A number of consumers question the financial motivation of the company and its executives in their search for profit and shareholder dividends.
This is typified by the following off the cuff remarks about Medibank:

“Medibank Private was for the Australian people, after the Abbott government sold it for a quick profit to Abbott’s corporate mates…
Medibank Private is now to pay the CEO and top management ‘over the top’ salaries & bonus payments and to pay the shareholders dividends…”
The members & patients care come last now not first, as already seen by the Calvary (Hospital) changing what they will now pay for .. and this is just the beginning! : ( “

Frank Smithers, Principal at arnold&bolingbroke commented …“health insurance is a dynamic market on the move and becoming more highly contested.
Consumers are feeling more empowered and contemplating alternative providers through comparators such as CompareTheMarket and iSelect who are further agitating the market much to the annoyance of the larger players.

Price and value for money are all important with many people telling us that they expect something out of their health insurance as a return on the investment that they are making.
Our TOPS indices (Trust, Optimism and Price) show that Bupa has gained considerable momentum and is increasingly seen as an ‘optimistic’ brand by its members and the broader public. “Finding a healthier you” has been a highly successful campaign for an extended period – it jolted the health insurance market and tapped deeply into the motivations, drivers and psyche of the general population. Medibank needs to find a healthier version of itself through a clever re-invention of the core brand proposition delivered through some more compelling advertising. The new advertising campaign “I am better” offers an interesting and refreshing start. Will this be enough to stop the brand losing its way?”

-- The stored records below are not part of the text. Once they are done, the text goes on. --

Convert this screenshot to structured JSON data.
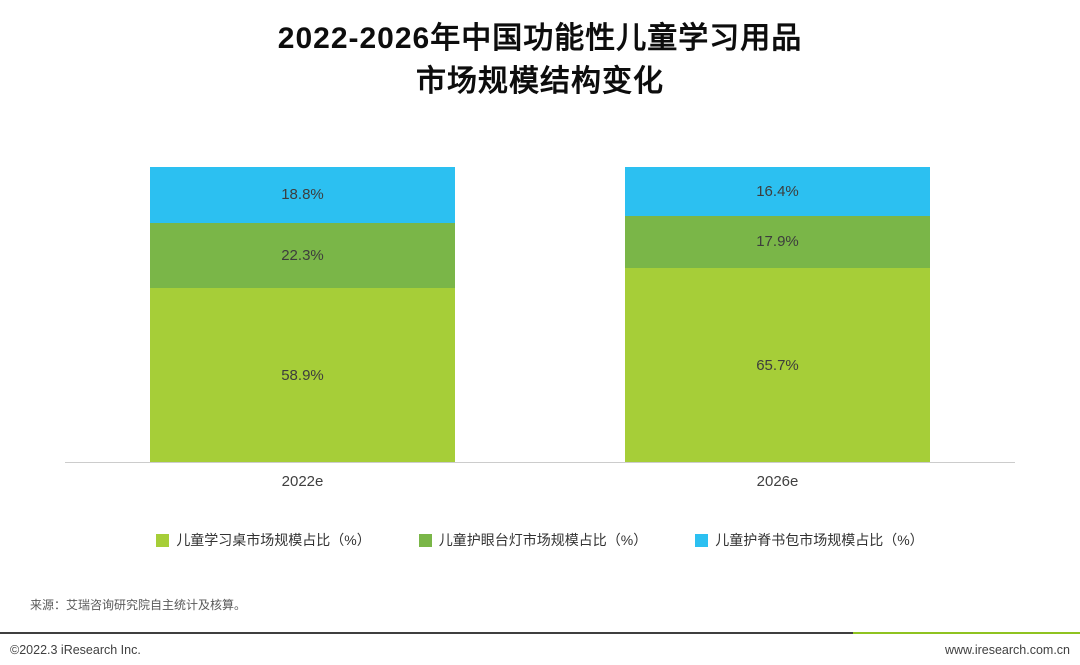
{
  "title": {
    "line1": "2022-2026年中国功能性儿童学习用品",
    "line2": "市场规模结构变化"
  },
  "chart_data": {
    "type": "bar",
    "stacked": true,
    "value_unit": "%",
    "categories": [
      "2022e",
      "2026e"
    ],
    "series": [
      {
        "name": "儿童学习桌市场规模占比（%）",
        "color": "#a6ce38",
        "values": [
          58.9,
          65.7
        ]
      },
      {
        "name": "儿童护眼台灯市场规模占比（%）",
        "color": "#7ab648",
        "values": [
          22.3,
          17.9
        ]
      },
      {
        "name": "儿童护脊书包市场规模占比（%）",
        "color": "#2cc0f1",
        "values": [
          18.8,
          16.4
        ]
      }
    ],
    "ylim": [
      0,
      100
    ],
    "grid": false,
    "legend_position": "bottom",
    "value_labels_shown": true
  },
  "source_note": "来源：艾瑞咨询研究院自主统计及核算。",
  "footer": {
    "copyright": "©2022.3 iResearch Inc.",
    "website": "www.iresearch.com.cn",
    "accent_color": "#8fc320"
  }
}
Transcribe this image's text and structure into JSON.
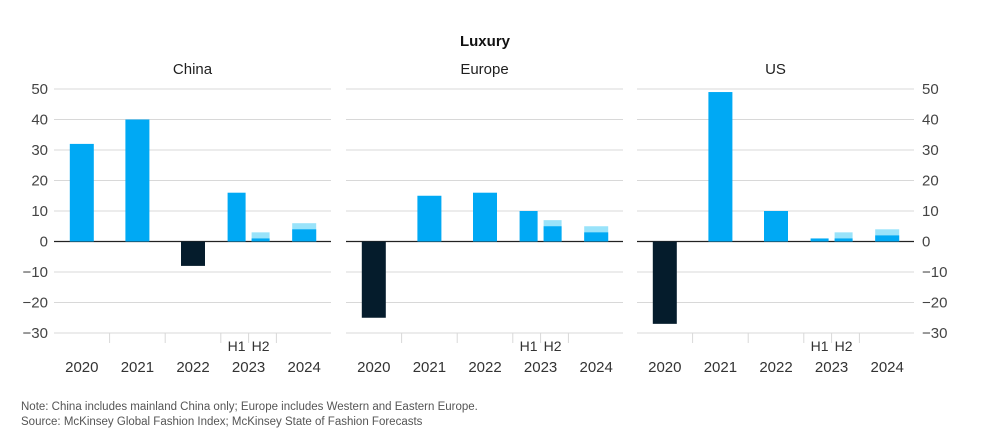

For more information please contact us at
Phone: 02 8227 5400

*Note: PHIBIS (Private Health Insurance Business Information System) is a large, continuous research platform conducted by arnold&bolingbroke where 20,000 Australians per annum are screened to ask about their private health insurance opinion, take up or consideration.
It is a consolidated database that brings together in one place brand measurement, consideration, competitor information, NPS and advertising effectiveness for diagnosis, insight and recommendation. It is supplemented with secondary data sources such as consumer confidence indexes, retail sales, changes in interest rates where appropriate, etc.

1The Private Health Insurance Administration Council (PHIAC) was previously responsible for the prudential and administrative regulation of the private health insurance industry. Commencing July 1, 2015 this was transferred to the Australian Prudential Regulation Authority (APRA).